- Possession's seventeenth chapter whisks us away from the 1850s and back into the 1980s again, where James Blackadder is sitting in his office in the British Museum, working away on his edition of Randolph Henry Ash's Complete Poems and Plays.
- As Blackadder writes a footnote to Ash's snarky poem Mummy Possest, we readers learn a little bit more about Ash's strong distrust of nineteenth-century spiritualism.
- As Blackadder works, Fergus Wolff drops by and does his best to stir up trouble between Blackadder and Roland Mitchell.
- The novel's narrator then whisks us away from the British Museum and into Roland and Val's apartment, where we see Fergus paying a visit to Val. Once again, the crafty "wolf" is doing his best to stir up trouble—and to figure out what Roland and Maud Bailey are up to, natch.
- The embittered Val gives Fergus the emergency telephone number that Roland gave her way back in January when he spent a week at Seal Court, and soon we readers get to eavesdrop on a telephone conversation between Fergus and Sir George Bailey.
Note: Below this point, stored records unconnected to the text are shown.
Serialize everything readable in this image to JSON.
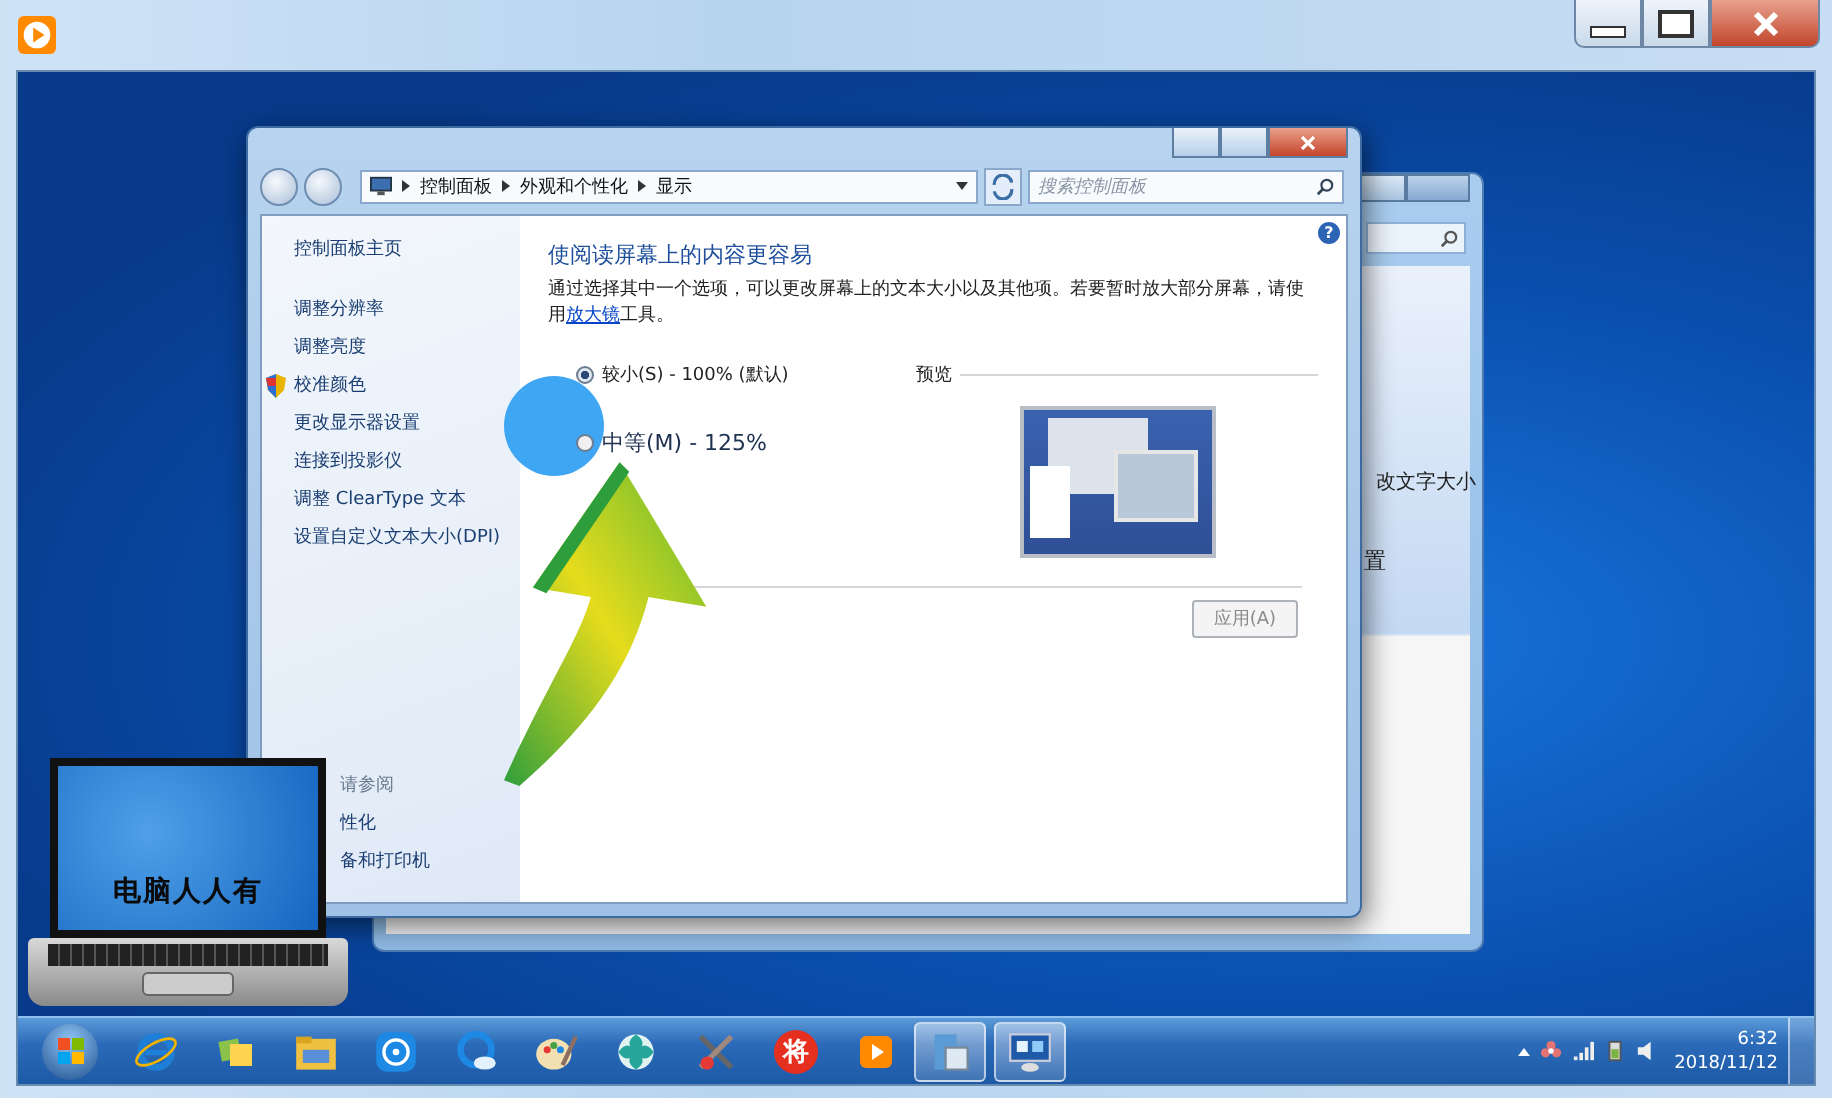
{
  "breadcrumb": [
    "控制面板",
    "外观和个性化",
    "显示"
  ],
  "search": {
    "placeholder": "搜索控制面板"
  },
  "sidebar": {
    "items": [
      {
        "label": "控制面板主页",
        "kind": "home"
      },
      {
        "label": "调整分辨率",
        "kind": "link"
      },
      {
        "label": "调整亮度",
        "kind": "link"
      },
      {
        "label": "校准颜色",
        "kind": "shield"
      },
      {
        "label": "更改显示器设置",
        "kind": "link"
      },
      {
        "label": "连接到投影仪",
        "kind": "link"
      },
      {
        "label": "调整 ClearType 文本",
        "kind": "link"
      },
      {
        "label": "设置自定义文本大小(DPI)",
        "kind": "link"
      }
    ],
    "see_also": {
      "heading": "请参阅",
      "items": [
        "性化",
        "备和打印机"
      ]
    }
  },
  "content": {
    "help": "?",
    "heading": "使阅读屏幕上的内容更容易",
    "description": "通过选择其中一个选项，可以更改屏幕上的文本大小以及其他项。若要暂时放大部分屏幕，请使用",
    "link": "放大镜",
    "description_end": "工具。"
  },
  "options": [
    {
      "label": "较小(S) - 100% (默认)",
      "selected": true
    },
    {
      "label": "中等(M) - 125%",
      "selected": false
    }
  ],
  "preview": {
    "label": "预览"
  },
  "apply_button": {
    "label": "应用(A)",
    "disabled": true
  },
  "back_window": {
    "texts": [
      "改文字大小",
      "置"
    ]
  },
  "logo": {
    "text": "电脑人人有"
  },
  "taskbar": {
    "items": [
      {
        "kind": "ie",
        "open": false
      },
      {
        "kind": "notes",
        "open": false
      },
      {
        "kind": "folder",
        "open": false
      },
      {
        "kind": "media",
        "open": false
      },
      {
        "kind": "cloud",
        "open": false
      },
      {
        "kind": "paint",
        "open": false
      },
      {
        "kind": "flower",
        "open": false
      },
      {
        "kind": "tools",
        "open": false
      },
      {
        "kind": "glyph",
        "glyph": "将",
        "open": false
      },
      {
        "kind": "player",
        "open": false
      },
      {
        "kind": "window",
        "open": true
      },
      {
        "kind": "display",
        "open": true
      }
    ],
    "clock": {
      "time": "6:32",
      "date": "2018/11/12"
    }
  }
}
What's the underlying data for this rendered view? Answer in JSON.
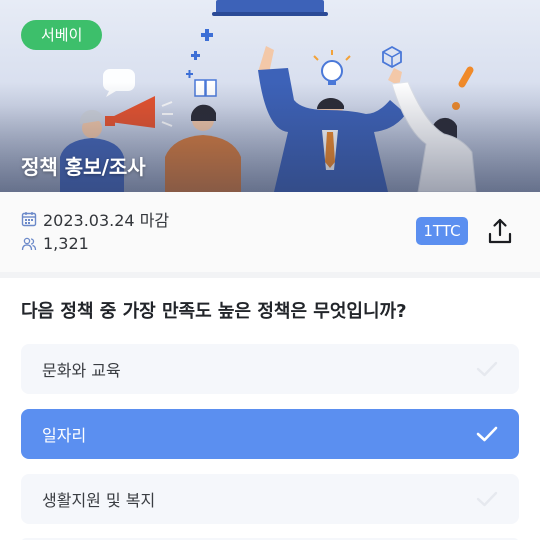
{
  "survey": {
    "category_tag": "서베이",
    "title": "정책 홍보/조사",
    "deadline": "2023.03.24 마감",
    "participants": "1,321",
    "reward_badge": "1TTC",
    "icons": [
      "calendar-icon",
      "people-icon",
      "share-icon",
      "check-icon"
    ]
  },
  "question": {
    "text": "다음 정책 중 가장 만족도 높은 정책은 무엇입니까?",
    "options": [
      {
        "label": "문화와 교육",
        "selected": false
      },
      {
        "label": "일자리",
        "selected": true
      },
      {
        "label": "생활지원 및 복지",
        "selected": false
      }
    ]
  },
  "colors": {
    "accent": "#5b8ff0",
    "tag": "#3dbf6b",
    "option_bg": "#f5f7fb"
  }
}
- Sir George doesn't stay on the phone very long, but he says enough to confirm Fergus's suspicions that Roland and Maud were both there in the winter, and that they were working on something that involved both Randolph Henry Ash and Christabel LaMotte.
- From there, the narrator takes us back to the dastardly Mortimer Cropper, who has just had lunch with Hildebrand Ash, the descendant of one of Randolph Henry Ash's cousins.
- As Cropper wanders around Soho, he's stopped by Fergus Wolff, who tells him that Roland Mitchell seems to have discovered some kind of connection between Randolph Henry Ash and Christabel LaMotte.
- Cropper is intrigued, and he and Fergus head toward a café for a little tête-à-tête.